So I am playing with this tool:
http://www.unit-conversion.info/texttools/ascii/
When I try this character:
'
I see the value 039 which can be verified from: http://www.asciitable.com
But I am curios about:
’
This character in the same tool will return: 226 128 153
But as far as I know ASCII is 8 bits (or even 7...)
What is 226 128 153 in here?
it seems that that is the UTF16 representation. probably that website is converting the characters to their code representation with "’".charCodeAt(0);
in Javascript
The character you have is U+2019 RIGHT SINGLE QUOTATION MARK, which is also the typographically correct way of representing the apostrophe in most positions.
What the site does, is representing the characters in UTF-8. As you can see in the page I linked, this character is encoded as three bytes, 0xE2 0x80 0x99
in hexadecimal, or 226 128 153 in decimal.
The reason that that page uses UTF-8 instead of ASCII? Simple. First, ASCII is a subset of UTF-8. Second, UTF-8 supports the entire Unicode. So there's rarely a reason to use ASCII if UTF-8 can be used instead.
The first character is ASCII, code 39. The second is UNICODE character, code 8217.
See UNICODE character table, specifically for this character.
For more information read the UNICODE article.

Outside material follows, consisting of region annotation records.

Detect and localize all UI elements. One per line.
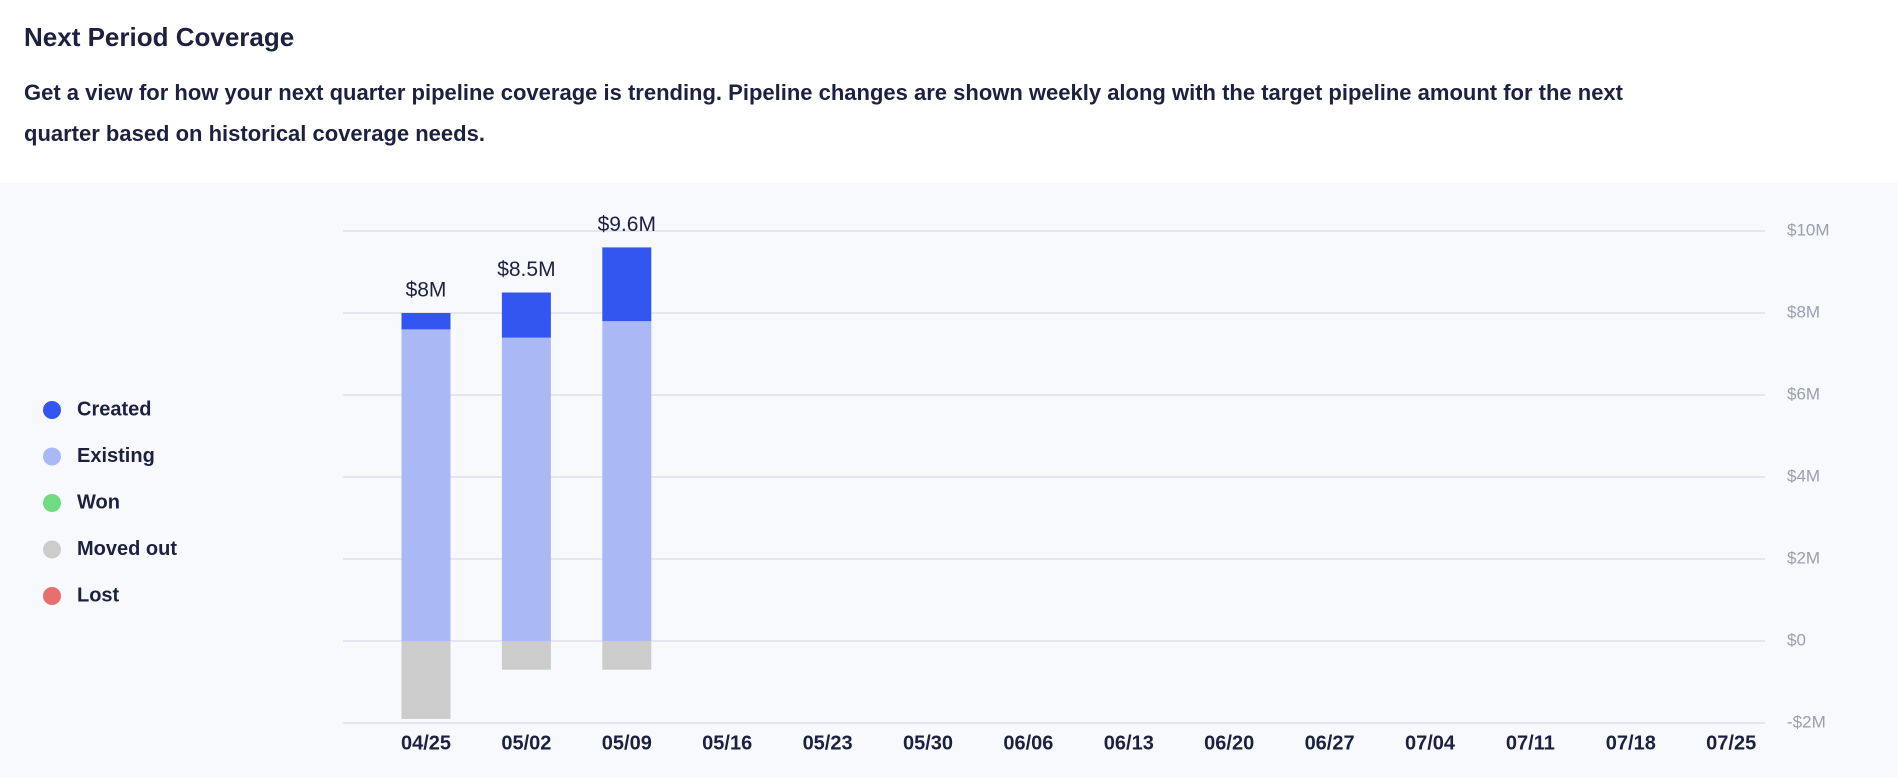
y-tick-label: $2M — [1787, 548, 1820, 567]
x-tick-label: 05/09 — [602, 732, 652, 754]
x-tick-label: 06/06 — [1003, 732, 1053, 754]
x-tick-label: 06/27 — [1305, 732, 1355, 754]
description: Get a view for how your next quarter pip… — [24, 80, 1623, 105]
x-tick-label: 07/11 — [1506, 732, 1555, 754]
legend-label: Existing — [77, 445, 155, 467]
total-label: $8M — [406, 279, 447, 302]
total-label: $9.6M — [598, 213, 656, 236]
x-tick-label: 05/23 — [803, 732, 853, 754]
x-tick-label: 07/04 — [1405, 732, 1456, 754]
bar-segment — [602, 247, 652, 322]
legend-swatch — [43, 401, 61, 419]
x-tick-label: 07/25 — [1706, 732, 1756, 754]
x-tick-label: 04/25 — [401, 732, 451, 754]
total-label: $8.5M — [497, 258, 555, 281]
bar-segment — [401, 313, 451, 330]
y-tick-label: $8M — [1787, 302, 1820, 321]
bar-segment — [501, 292, 551, 338]
bar-segment — [501, 337, 551, 641]
legend-label: Created — [77, 398, 151, 420]
x-tick-label: 06/13 — [1104, 732, 1154, 754]
legend-swatch — [43, 447, 61, 466]
legend-swatch — [43, 494, 61, 512]
bar-segment — [602, 321, 652, 641]
y-tick-label: $6M — [1787, 384, 1820, 403]
y-tick-label: $4M — [1787, 466, 1820, 485]
x-tick-label: 05/30 — [903, 732, 953, 754]
y-tick-label: -$2M — [1787, 712, 1826, 731]
legend-label: Won — [77, 491, 120, 513]
legend-swatch — [43, 587, 61, 605]
x-tick-label: 07/18 — [1606, 732, 1656, 754]
bar-segment — [501, 641, 551, 670]
legend-swatch — [43, 540, 61, 559]
x-tick-label: 06/20 — [1204, 732, 1254, 754]
x-tick-label: 05/02 — [501, 732, 551, 754]
y-tick-label: $10M — [1787, 220, 1830, 239]
bar-segment — [401, 641, 451, 719]
legend-label: Moved out — [77, 538, 177, 560]
bar-segment — [401, 329, 451, 641]
bar-segment — [602, 641, 652, 670]
legend-label: Lost — [77, 584, 120, 606]
chart-background — [0, 183, 1898, 778]
title: Next Period Coverage — [24, 22, 295, 52]
y-tick-label: $0 — [1787, 630, 1806, 649]
x-tick-label: 05/16 — [702, 732, 752, 754]
chart: -$2M $0 $2M $4M $6M $8M $10M Created Existing Won… — [0, 183, 1898, 778]
description: quarter based on historical coverage nee… — [24, 121, 485, 146]
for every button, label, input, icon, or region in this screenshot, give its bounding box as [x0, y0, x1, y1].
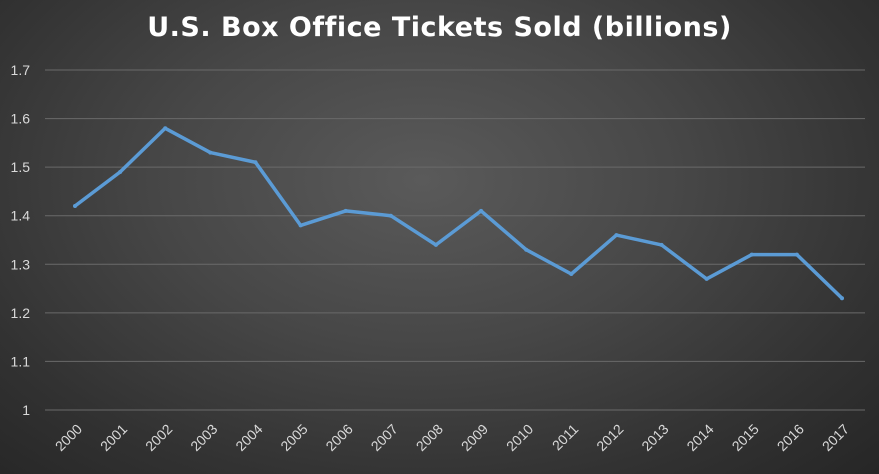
x-tick-label: 2004	[232, 421, 265, 454]
data-point	[298, 223, 303, 228]
x-tick-label: 2005	[277, 421, 310, 454]
data-point	[73, 204, 77, 208]
x-tick-label: 2003	[187, 421, 220, 454]
series	[73, 126, 844, 301]
x-tick-label: 2014	[683, 421, 716, 454]
data-point	[794, 252, 799, 257]
y-tick-label: 1.1	[11, 353, 31, 369]
y-tick-label: 1.2	[11, 305, 31, 321]
data-point	[433, 242, 438, 247]
data-point	[479, 208, 484, 213]
x-tick-label: 2012	[593, 421, 626, 454]
data-point	[253, 160, 258, 165]
x-tick-label: 2011	[549, 421, 582, 454]
x-tick-label: 2015	[729, 421, 762, 454]
x-tick-label: 2002	[142, 421, 175, 454]
data-point	[524, 247, 529, 252]
y-tick-label: 1.5	[11, 159, 31, 175]
data-point	[163, 126, 168, 131]
y-tick-label: 1	[22, 402, 30, 418]
x-tick-label: 2000	[52, 421, 85, 454]
x-tick-label: 2016	[774, 421, 807, 454]
y-tick-label: 1.4	[11, 208, 31, 224]
x-axis: 2000 2001 2002 2003 2004 2005 2006 2007 2008 2009…	[52, 421, 852, 454]
data-point	[840, 296, 844, 301]
data-point	[749, 252, 754, 257]
x-tick-label: 2001	[97, 421, 130, 454]
data-point	[704, 276, 709, 281]
gridlines	[45, 69, 865, 411]
chart-title: U.S. Box Office Tickets Sold (billions)	[147, 12, 732, 43]
x-tick-label: 2007	[368, 421, 401, 454]
y-tick-label: 1.6	[11, 111, 31, 127]
series-line	[73, 126, 844, 301]
data-point	[343, 208, 348, 213]
y-tick-label: 1.7	[11, 62, 31, 78]
data-point	[659, 242, 664, 247]
y-axis: 1 1.1 1.2 1.3 1.4 1.5 1.6 1.7	[11, 62, 31, 418]
x-tick-label: 2008	[413, 421, 446, 454]
x-tick-label: 2017	[819, 421, 852, 454]
data-point	[388, 213, 393, 218]
x-tick-label: 2009	[458, 421, 491, 454]
y-tick-label: 1.3	[11, 256, 31, 272]
x-tick-label: 2010	[503, 421, 536, 454]
x-tick-label: 2013	[638, 421, 671, 454]
x-tick-label: 2006	[322, 421, 355, 454]
data-point	[614, 233, 619, 238]
data-point	[118, 170, 123, 174]
data-point	[208, 150, 213, 155]
data-point	[569, 272, 574, 276]
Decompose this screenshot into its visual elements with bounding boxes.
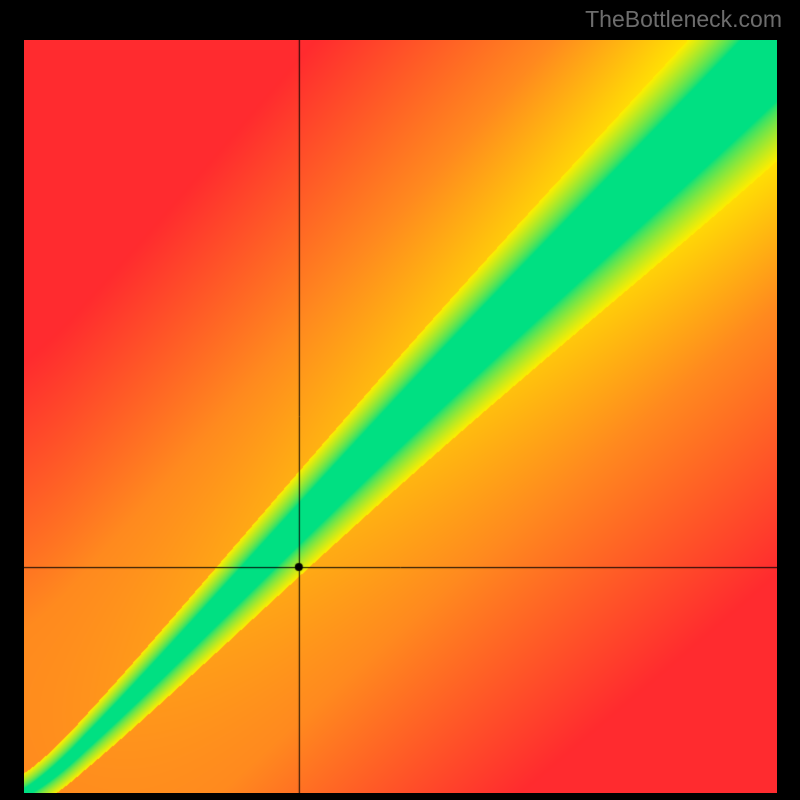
chart-container: TheBottleneck.com — [0, 0, 800, 800]
bottleneck-heatmap — [24, 40, 777, 793]
watermark-text: TheBottleneck.com — [585, 6, 782, 33]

$(document).ready(function(){
$('#res').html("’".charCodeAt(0));
})
<script src="https://ajax.googleapis.com/ajax/libs/jquery/2.1.1/jquery.min.js"></script>
<div id='res'><div>
I have this same issue (trying to actually convert a string to uppercase, ran into this character and it 'broke' a bunch of methods of converting a string with special characters to uppercase.
I used this solution:
$text = preg_replace("/[`‛′’‘]/u", "'", $text);
(NOT MINE - taken from here: https://stackoverflow.com/a/24925209/6136613)
This then converts it to a regular comma, and you can perform normal php functions on it.